Beginner’s Luck: When Kittens Walk Through Walls

I really enjoy working with junior developers. They are super valuable in my team. They bring rapid innovation to stagnant areas of the code base or the process. They add a breath of fresh air to stuffy corners in senior developer-dom. They walk through walls.

Photo by AndriyKo Podilnyk on Unsplash

I’ve spent the last 6 years running a company where education is one our our values. We’ve had interns and junior developers continuously. In addition to coaching them at work, I have spent the same period volunteering as a teaching assistant one afternoon a week at Ada Developers Academy. I’m constantly amazed at how fast beginners learn and the projects they are able to take on.

This comes from what some call beginner’s luck. Rands puts this succinctly:

Early on in your mastery of a complex thing, you are going to catastrophically overestimate your ability.

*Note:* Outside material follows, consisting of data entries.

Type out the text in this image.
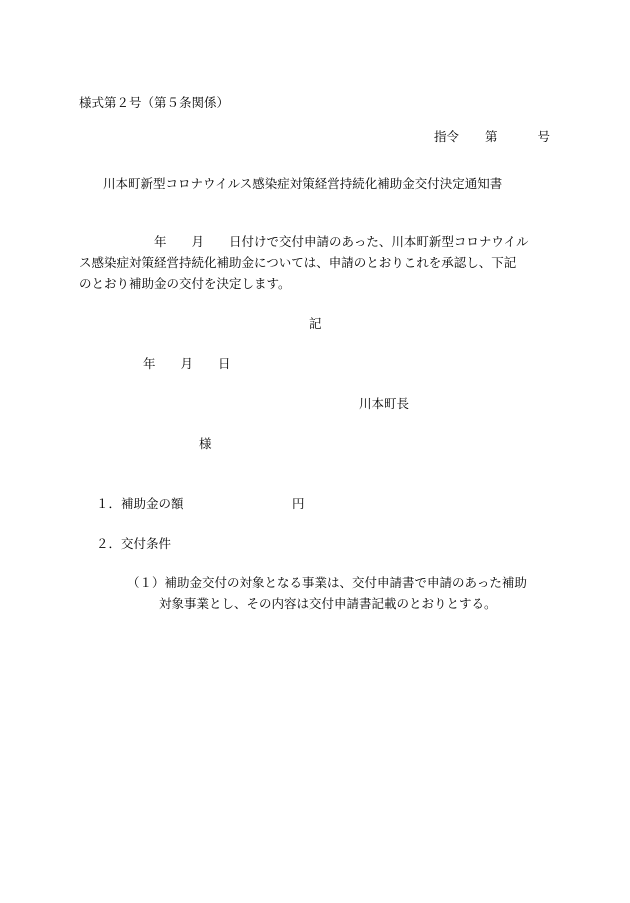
様式第２号（第５条関係）

指令 第	号

川本町新型コロナウイルス感染症対策経営持続化補助金交付決定通知書

　　　　　　年　　月　　日付けで交付申請のあった、川本町新型コロナウイル

ス感染症対策経営持続化補助金については、申請のとおりこれを承認し、下記

のとおり補助金の交付を決定します。

記
年　　月　　日
川本町長
様
１．補助金の額	円
２．交付条件
（１）補助金交付の対象となる事業は、交付申請書で申請のあった補助
対象事業とし、その内容は交付申請書記載のとおりとする。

“Lost in Translation”, Michael Lopp 2011, https://randsinrepose.com/archives/lost-in-translation/

I posit that this is a a good thing. (And, by the way, it’s not just for junior staff — we are all, hopefully, beginning/learning new things all the time.) I like Robert Heinlein’s* parable in The Cat Who Walks Through Walls in which the eponymous kitten walks through walls because he is too young to know it is impossible.

This is exactly what I’ve experienced working with junior developers. They don’t have all the baggage of knowing all the problems that could happen so they happily come up with solutions you never thought would work. Quickly.

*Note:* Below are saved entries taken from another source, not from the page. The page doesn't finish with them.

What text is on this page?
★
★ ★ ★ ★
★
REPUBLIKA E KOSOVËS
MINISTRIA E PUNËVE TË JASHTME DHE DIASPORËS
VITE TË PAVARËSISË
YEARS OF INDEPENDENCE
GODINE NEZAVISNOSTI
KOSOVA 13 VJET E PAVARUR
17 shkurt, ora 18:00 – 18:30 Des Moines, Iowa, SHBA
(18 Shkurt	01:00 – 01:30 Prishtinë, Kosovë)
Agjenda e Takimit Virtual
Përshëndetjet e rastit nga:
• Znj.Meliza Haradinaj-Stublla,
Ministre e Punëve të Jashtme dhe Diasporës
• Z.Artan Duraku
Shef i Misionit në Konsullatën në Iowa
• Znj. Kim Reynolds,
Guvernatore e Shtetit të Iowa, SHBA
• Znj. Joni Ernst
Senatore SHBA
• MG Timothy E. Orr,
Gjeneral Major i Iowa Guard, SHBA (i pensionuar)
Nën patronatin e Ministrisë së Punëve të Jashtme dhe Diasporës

Yes, there are integration concerns that they may not have addressed. Sure, the solution might not hold up to scale. All of those can be addressed when needed, but the point is they have found a quick solution to a complex problem.

Those potential pitfalls are learning opportunities for the junior developer. And also for the senior developers to remember that not everything needs to be addressed right away. There’s always a balance of technical debt versus velocity and shaking this up with different perspectives can help keep the balance, well, balanced.

What have you learned from the junior members in your team?


* If you haven’t read the Heinlein “classics” I can’t really recommend them — the misogyny doesn’t hold up.